Calculation of the axisimmetric thermopower bending problem of rotating in the thermal field of the polar-orthotropic disc with variable thickness by Volterra integral equation of the second kind

• Main Authors: Uladzimir V. Karalevich, Dmitrij G. Medvedev
• Format: Article
• Language: Belarusian
• Published: Belarusian State University 2018-01-01
• Series: Журнал Белорусского государственного университета: Математика, информатика
• Subjects: polar-orthotropic disc; inhomogeneous thermal field; temperature; radial, tangential and shear forces; the radial and tangential bending moments; deflection function; the rotation angle of the normal; differential and integral equations; resolvent; radial, tangential and shear stress components
• Online Access: https://journals.bsu.by/index.php/mathematics/article/view/748
• ISSN: 2520-6508; 2617-3956

With the help of linear Volterra integral equation of the second kind the problem of the axisymmetric bending polar orthotropic annular disk of variable thickness, rotating around the normal axis with constant angular velocity w0 in a inhomogeneous thermal field is solved in the general form.
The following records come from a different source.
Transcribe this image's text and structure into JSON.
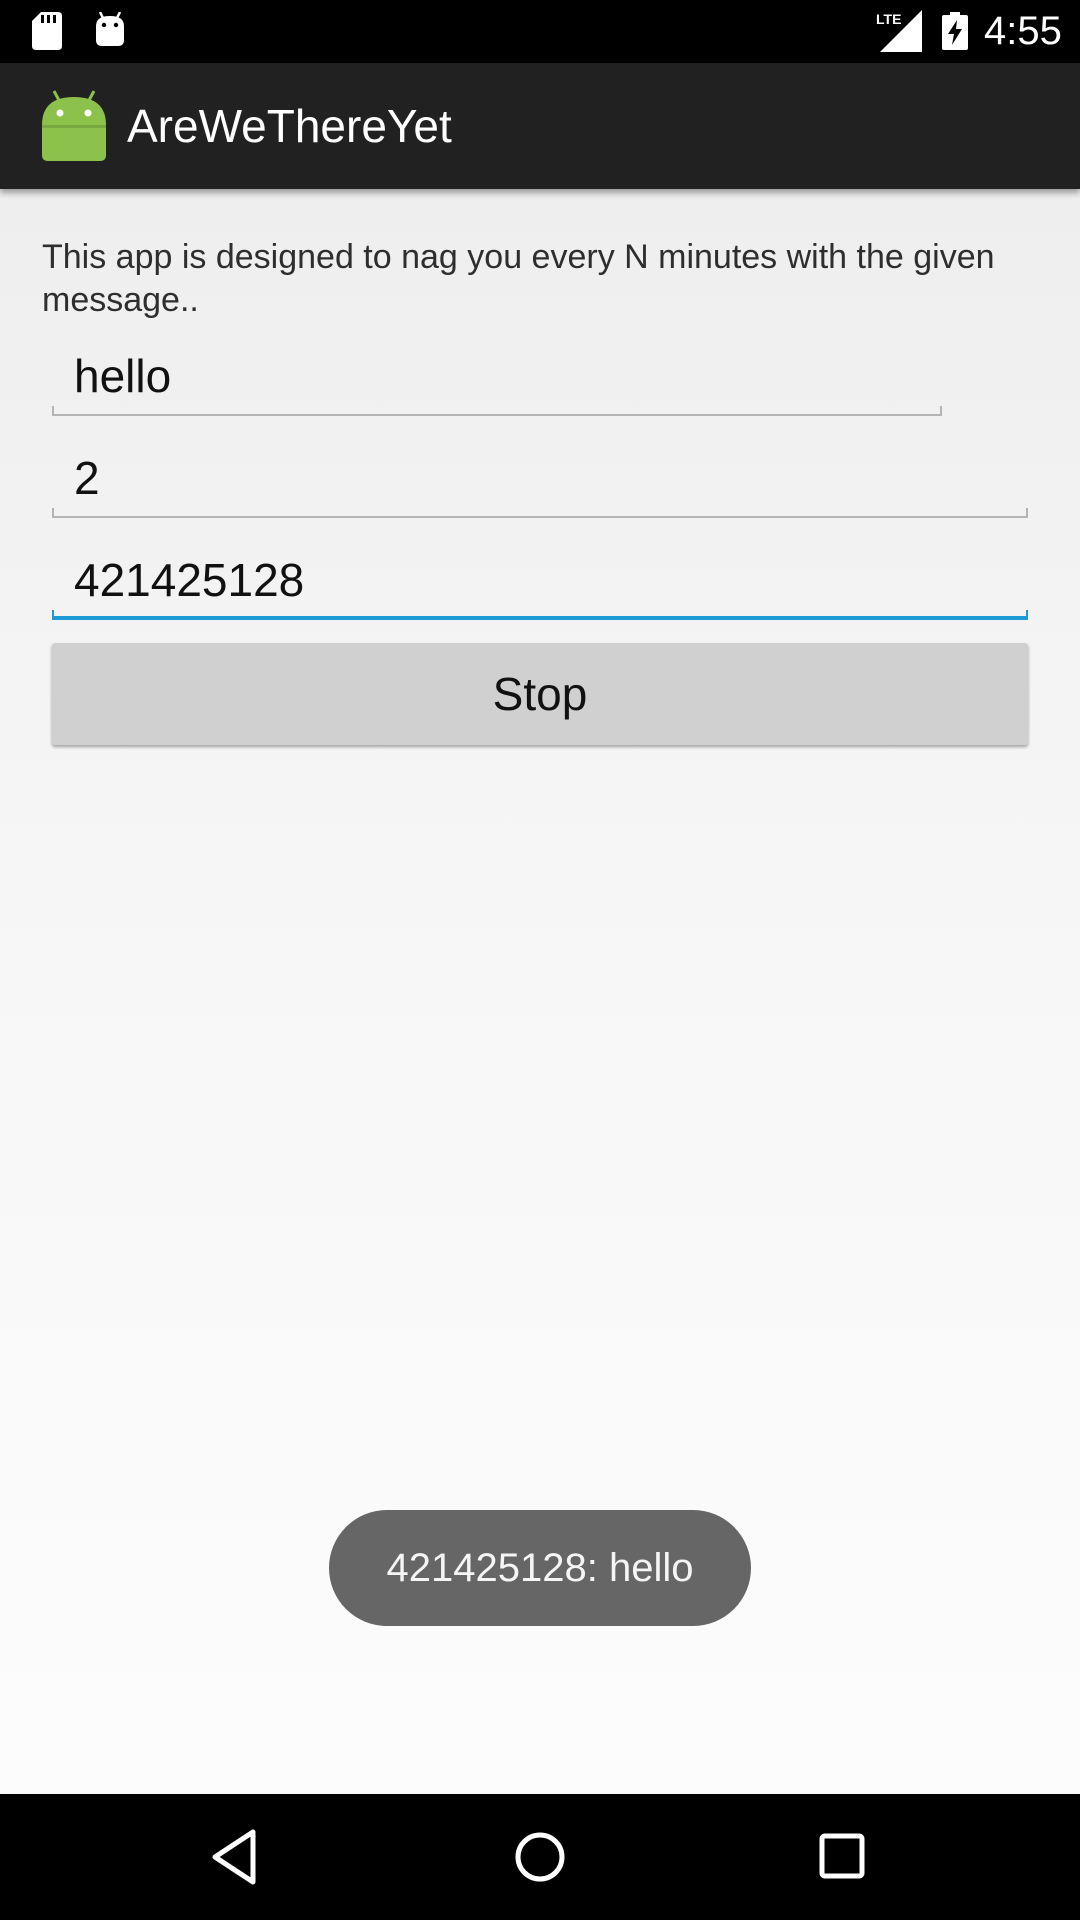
{
  "status_bar": {
    "time": "4:55",
    "network_label": "LTE",
    "icons": [
      "sd-card-icon",
      "android-debug-icon",
      "lte-signal-icon",
      "battery-charging-icon"
    ]
  },
  "action_bar": {
    "title": "AreWeThereYet",
    "icon": "android-app-icon"
  },
  "main": {
    "description": "This app is designed to nag you every N minutes with the given message..",
    "message_field": {
      "value": "hello"
    },
    "interval_field": {
      "value": "2"
    },
    "number_field": {
      "value": "421425128",
      "focused": true
    },
    "stop_button_label": "Stop"
  },
  "toast": {
    "text": "421425128: hello"
  },
  "nav_bar": {
    "icons": [
      "back-icon",
      "home-icon",
      "recents-icon"
    ]
  },
  "colors": {
    "action_bar": "#212121",
    "accent": "#1b9ad6",
    "android_green": "#8cc14c",
    "button": "#d0d0d0",
    "toast": "#666666"
  }
}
Under the influence of centrifugal forces and thermal field the disk will experience stretch on its plane. The effect of the axisymmetric flow of incandescent gas or steam, directed normal by to the median plane of the disk, as well as the boundary moments and shear forces cause axisymmetric bending. Thus, the disc will experience the stretch and flexural bending at the same time. It is assumed that the temperature field in the disk is known and it is axisymmetric. The elastic constants – Youngʼs modulus and shear modulus – are linearly temperature dependent, and Poissonʼs coefficient are considered to be constant. Calculation of bending of the anisotropic thin disk is carried out according to the classical theory of bending of thin plates, based on Kirchhoff hypothesis. The problem of the axisymmetric bending polar-orthotropic annular disc of variable thickness is reduced to the integration of the ordinary differential equation of second order with variable coefficients for a rotation angle of a normal cell to the median plane of the disk. The resulting differential equation is reduced to a linear integral Volterra equation of the second kind. The general solution of the integral equation is written down the resolvent is used for this purpose. The conditions under which the integral equation has a unique continuous solution are given. Calculation formulas are given for the radial and tangential bending moments, transverse radial forces and radial deflection function through resolution function. Formula for the components of the radial, tangential and shear stresses, taking into account the simultaneous stretching and bending of anisotropic annular disc of variable thickness under the influence of applied loads is written.